Querella de víctimas contra la Juez
Víctimas de la DANA han interpuesto una querella contra Ruiz Tobarra y su marido, solicitando la nulidad de la instrucción por su intervención indebida. Acusan delitos como coacciones, revelación de secretos y prevaricación, argumentando interrogatorios en solitario y filtraciones sesgadas. «¿Cómo que en sala un juez es sustituido por su cónyuge? Si esto no es causa de nulidad, no sé lo que es», declara el abogado Rubén Gisbert.
Las víctimas acusan filtraciones tendenciosas y una instrucción «sesgada y arbitraria» que evita investigar al Gobierno central, sugiriendo «una dirección política». Este nepotismo judicial es un escándalo, agravado por quejas al CGPJ por falta de imparcialidad, como denuncia la exconsejera de Mazón.
Pero la crítica no para ahí: el Gobierno de Sánchez también merece ser investigado. The Objective revela cómo la comisión parlamentaria veta a familias críticas con Sánchez, cerrando la puerta a denuncias de «inacción del Ejecutivo». ¿Es esta querella un ataque o la prueba de un sistema judicial politizado? la justicia de ahora, parece servir a agendas en vez de a la verdad.
Este caso revela un potencial conflicto de interés flagrante. Publicaciones como Levante-EMV señalan que la querella coincide con la imputación a Mazón, sugiriendo una «quemada de naves». The Objective resalta la omisión de responsabilidades estatales.

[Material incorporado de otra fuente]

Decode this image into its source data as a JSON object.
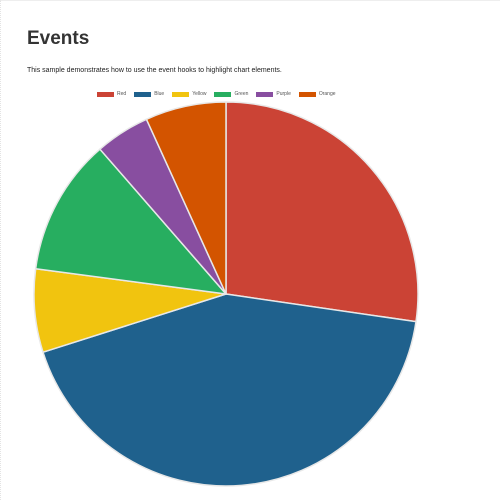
{
  "header": {
    "title": "Events",
    "description": "This sample demonstrates how to use the event hooks to highlight chart elements."
  },
  "chart_data": {
    "type": "pie",
    "title": "",
    "legend_position": "top",
    "categories": [
      "Red",
      "Blue",
      "Yellow",
      "Green",
      "Purple",
      "Orange"
    ],
    "values": [
      27.3,
      42.8,
      7.0,
      11.5,
      4.6,
      6.8
    ],
    "colors": [
      "#cb4335",
      "#1f618d",
      "#f1c40f",
      "#27ae60",
      "#884ea0",
      "#d35400"
    ],
    "border_color": "#e8e8e8"
  }
}
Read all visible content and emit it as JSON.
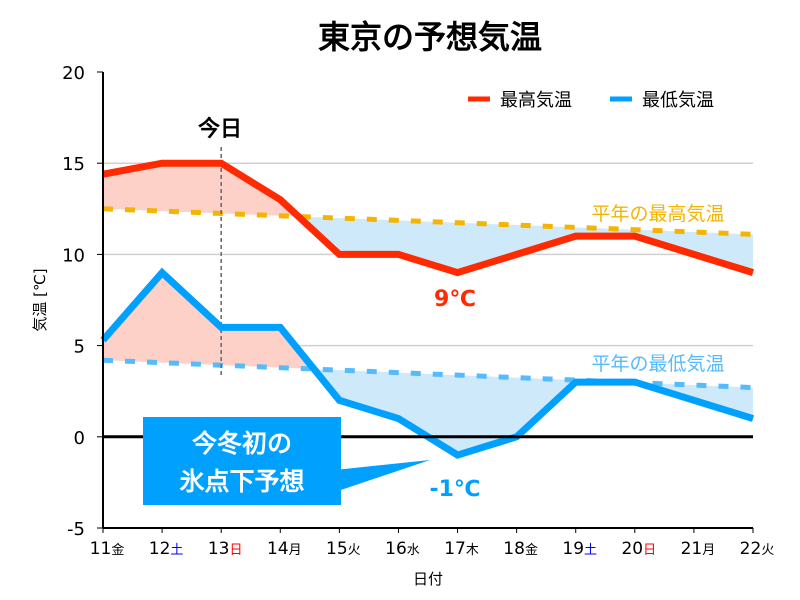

Mientras se aplaude la imputación como avance, voces conservadoras exigen recusación por sesgo ante el CGPJ. ¿Es esto justicia imparcial o un circo que deshonra a las víctimas? La solicitud de nulidad pone en jaque la credibilidad del proceso.
Intervención del marido de la juez, ¿Usurpación de funciones?
Nuevas revelaciones agravan el escándalo: Audios y WhatsApp divulgados por OKDIARIO muestran que Martínez Rivera tomó declaraciones en solitario porque la juez «estaba hasta arriba de trabajo», realizando interrogatorios activos pese a no tener competencia. Los audios y WhatsApp revelan que la juez recibía «órdenes» de su marido, agravando acusaciones de prevaricación.
Las víctimas confirmaron que él les atendió en interrogatorios. Esto ha motivado una querella por prevaricación, usurpación y coacciones, con petición de nulidad. El CGPJ ha abierto una investigación, y se solicita evaluación psiquiátrica de la juez y traslado a la Audiencia Nacional por la magnitud interautonómica.
Esta intromisión familiar socava toda la causa, al ver un «contraataque» tras los audios. Pero la hipocresía se extiende al Gobierno ¿Por qué toleramos este caos? Un nepotismo que, sumado a la inacción de todos, perpetúa la injusticia.